陈襄不料司马康张口便问起学问上的分歧,而且是近来在儒林惹得纷纷扰扰的二程兄弟分途之事,不由笑道:“殊途无妨,若能体悟天道与圣人的仁心,从实物中寻也罢,从人心中寻也罢,只要能寻到,便是正道。依老朽之见,程伯淳颇受石子明所倡之逻辑学影响,凡事皆欲寻其道理是如何来,却不知道道理之得,有时候便是羚羊挂角,无迹可寻的;而程正叔则太重体悟,虽然也常说吾日三省吾身,却怕有一日落入玄想之中。”

“述古兄见识不凡。”一个沉稳的声音从门外传来。陈襄知是司马光到了,忙站起身来迎接。司马光笑着走进厅中,与陈襄对揖一礼,寒喧数语,再次分宾主坐了,道:“方才说到二程。述古兄可知二程之分途,原因究竟何在?”

陈襄微微一笑,道:“无非是石子明。”

司马光摇摇头,徐徐说道:“从表面上看来,自然是石子明。但究其实,则无非是内圣与外王孰轻孰重的分歧。二程之说本来是欲从内圣中求外王之道,从人心中求天理,桑长卿在《白水潭学刊》中著文说,这种主张之实际就是要让士大夫皆成圣贤,再来感化了贩夫走卒,皆成圣贤,若其有一样不能成圣贤,那么由外圣而求外王,终不可得,这却是见识敏锐之语。而自石子明大张杂学、重《论语》以来,其赤帜却是直接由外王而外王,他将一切过往视为奇技淫巧之事,都用一个‘仁’字包了,他说那些奢侈之物卖给有钱人,国家从中多征一分税,则可以让百姓少出一分税;他说商人若能使一个地方物价平稳,则商人之仁与圣人之仁无异……如此等等,则石子明竟不止是想由外王而外王,竟是想由外王之术,而入内圣之道。白水潭有学子鼓吹:时时有坏心,却不得不做好事,要好过时时存着善心,却全然不做好事;吃斋念佛颂经一世,不若耕田一岁功德大……”

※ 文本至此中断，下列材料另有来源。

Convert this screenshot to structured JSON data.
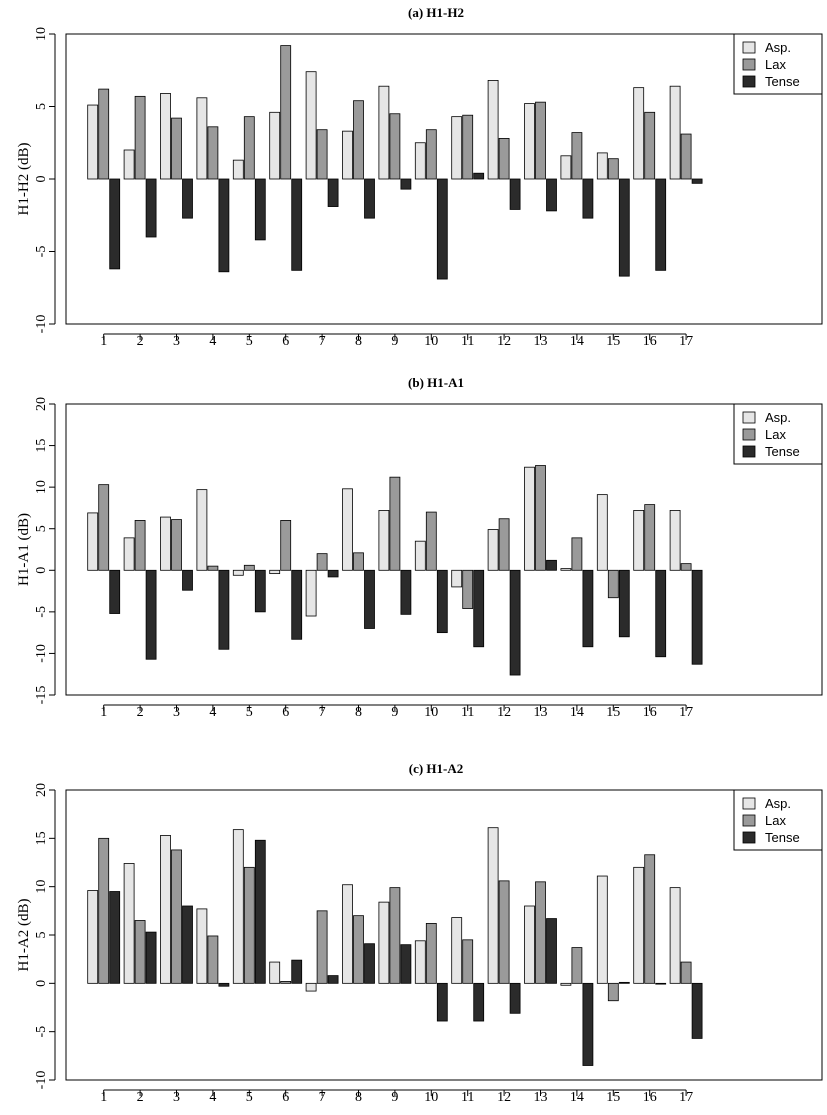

陈襄仔细揣摩着司马光的话语,他知道司马光与自己其实差不多,是两汉以来经生的门徒,他们相信从五经之中,能找到经世济用的方法,能找到致天下太平的方法。因此他们的本质上,相信外王之道更甚至相信内圣之道,虽然他们也认为外王内圣才是最理想的人生。从司马光的这番话中,陈襄努力想读出一丝褒贬来,却终是一无所获。

“那君实是以为程伯淳这是回归外王之道了?”陈襄试探着问道。

司马光点点头,“程伯淳是有志于事功的人,他是白水潭学院的首领之一,日日受到石学影响,若还一成不变,那便是咄咄怪事。”

“那君实以为这是好是坏?”陈襄决定单刀直入。

司马光沉吟一会,方道:“学风归于朴实,自然也是好事。由杂学而入经学,未必不能找到一条新路——程伯淳的转变,无论如何,我以为都是一桩大事。但石子明之学说,过份相信外王便可以治天下,甚至以为外王可以及于内圣,未必没有隐忧。只是这是百年之后的事情,以光之才,不能预料。”

陈襄不由笑道:“如今天下之学,十分之七,都归于外王了。除石学外,王介甫之新学,实际也是公羊家之遗意,不脱于外王之学,若真有隐忧,那程正叔的学说,未必没有他存在的道理。也许百年后纠正浮弊,便要靠程正叔了。可见世间之上,有阴必得有阳,有阳必得有阴。”

司马光听陈襄言辞当中,意味深长,竟似别有他意,不由一怔,想起受王安石嘱托来见自己的智缘说的话来:“学士(注:司马光时为资政殿学士)与相公,虽都不在朝中,却无一日不在皇上心中。相公的宰相做得与常人不同,怨谤虽多,威信亦大,不得万不得已,皇上不会再下旨往江宁,但给学士的诏旨,依小僧看,迟则一年,快则半年,必然下来。相公之意,是盼着学士莫要推辞,朝中那位学士,志向本事皆是难得,但少年得志,或有孟浪处,上上下下,多有不放心的、忌恨的,若有学士在朝中,则朝野都能安得住心,便于那个学士也是有好处的……又有一事,学士的风骨,九重之内也知道的,诏旨断不会轻易下,毕竟会有一个人先来——依小僧看,或者便是陈述古……”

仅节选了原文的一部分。